Ausstellung: 27. Januar bis 12. März 2022
Der Drang, die Natur zu beherrschen, prägt die Geschichte des Menschen seit Jahrhunderten. In Zeiten hochentwickelter Technologie und künstlicher Intelligenz, die von jeder Emotionalität, Intuition oder Spontanität losgelöst zu sein scheint, drängt sich immer mehr die Frage auf, inwieweit der Mensch doch näher an der Tier- und Pflanzenwelt steht, als an der von ihm geschaffenen Technologie. Die daraus resultierenden Probleme beschäftigen uns vor allem vor dem Hintergrund des Klimawandels. Johanna Reichs künstlerische Auseinandersetzung mit diesen Fragen bildet das Spannungsfeld für die aktuelle Ausstellung.
Im Werk der Künstlerin taucht wiederkehrend die Frage nach einer der Natur immanenten Medialität auf, die unabhängig vom technologischen Fortschritt funktioniert. Die Arbeit À la lumière zeigt Schatten menschlicher Figuren, die mit einem Projektor auf Gesteinsfragmente projiziert werden. Diese Fragmente stellen sich bei genauerem Hinsehen als Fossilien heraus, die aus versteinerten Ammoniten bestehen. Die menschlichen Schattenfiguren sind das Produkt einer technologischen Medialität. Und auch die Fossilien sind, anders als man glauben mag, keine Ammoniten mehr, sondern nur ihr in Stein übertragener Abdruck. Dieser natürliche Prozess der Bildgenese ähnelt jenem der Fotografie.

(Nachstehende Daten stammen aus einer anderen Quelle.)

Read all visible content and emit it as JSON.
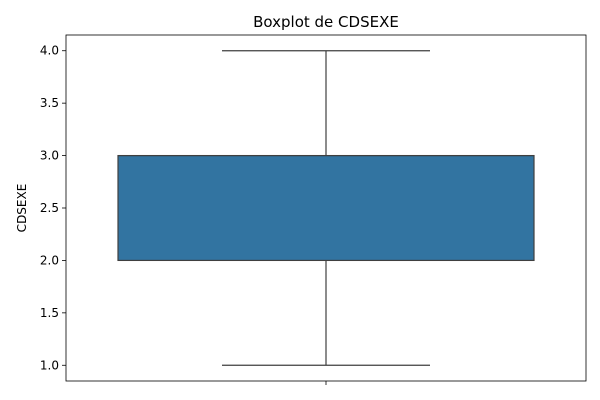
{
  "chart_data": {
    "type": "boxplot",
    "title": "Boxplot de CDSEXE",
    "xlabel": "",
    "ylabel": "CDSEXE",
    "ylim": [
      0.85,
      4.15
    ],
    "yticks": [
      "1.0",
      "1.5",
      "2.0",
      "2.5",
      "3.0",
      "3.5",
      "4.0"
    ],
    "series": [
      {
        "name": "CDSEXE",
        "min": 1.0,
        "q1": 2.0,
        "median": 3.0,
        "q3": 3.0,
        "max": 4.0,
        "color": "#3274a1"
      }
    ],
    "grid": false
  }
}
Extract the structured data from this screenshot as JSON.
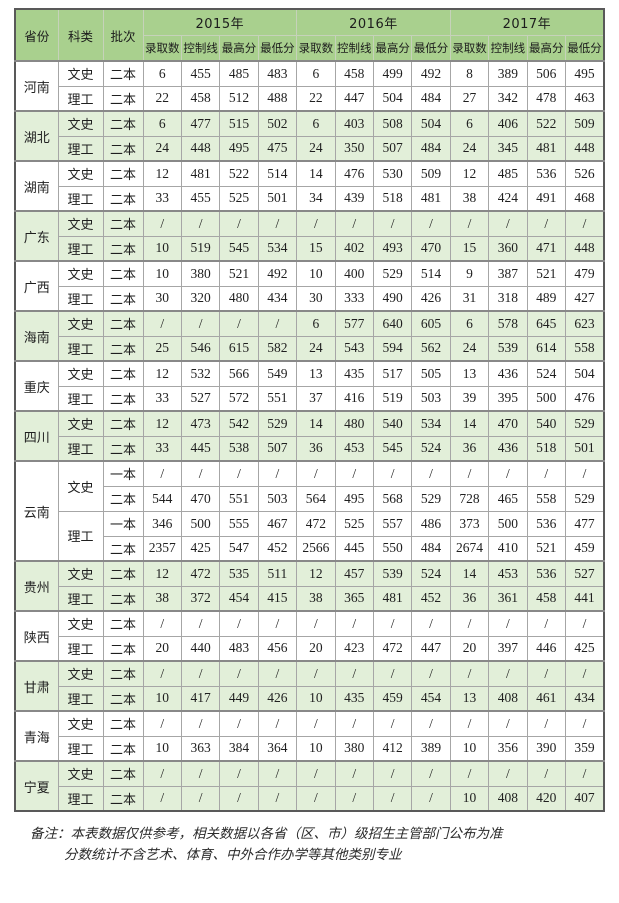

"If we allow the technology of the fossil to be an art, then fossils can be characterized justifiably as the world's oldest art form. Indeed, fossils have been around for aeons and long predate the human race and its ability to appreciate art." (Hiroshi Sugimoto)
Vor diesem Hintergrund kann auch die Werkserie Shape of the Shore verstanden werden, eine Reihe von Arbeiten, die den Anstieg des Meeresspiegels thematisieren. Von einer von Wissenschaftlern generierten Landkarte, die Hochrechnungen von Klimaforschern auf die sich verändernde Küstenlinie veranschaulicht, hat die Künstlerin Polaroids aufgenommen und diese während des Entwicklungsprozesses eingescannt. Die Serie macht die allmählichen Umformungen der Landoberfläche sichtbar und überträgt die wissenschaftlichen Fakten in eine poetische Form. Johanna Reich fügt keine neuen Formen hinzu, sondern offenbart die Kräfte des Klimawandels, der kontinuierlich am Werk ist, unsere Lebensrealität zu modulieren und zu beeinflussen. Reich begreift den Klimawandel als skulpturalen Akt und interessiert sich vor allem für solche gestalterischen Prozesse, die scheinbar ohne direkten Einfluss des Menschen im natürlichen Ökosystem ablaufen, aber doch ganz wesentlich mit den weitreichenden technischen Eingriffen des Menschen in die Natur zusammenhängen.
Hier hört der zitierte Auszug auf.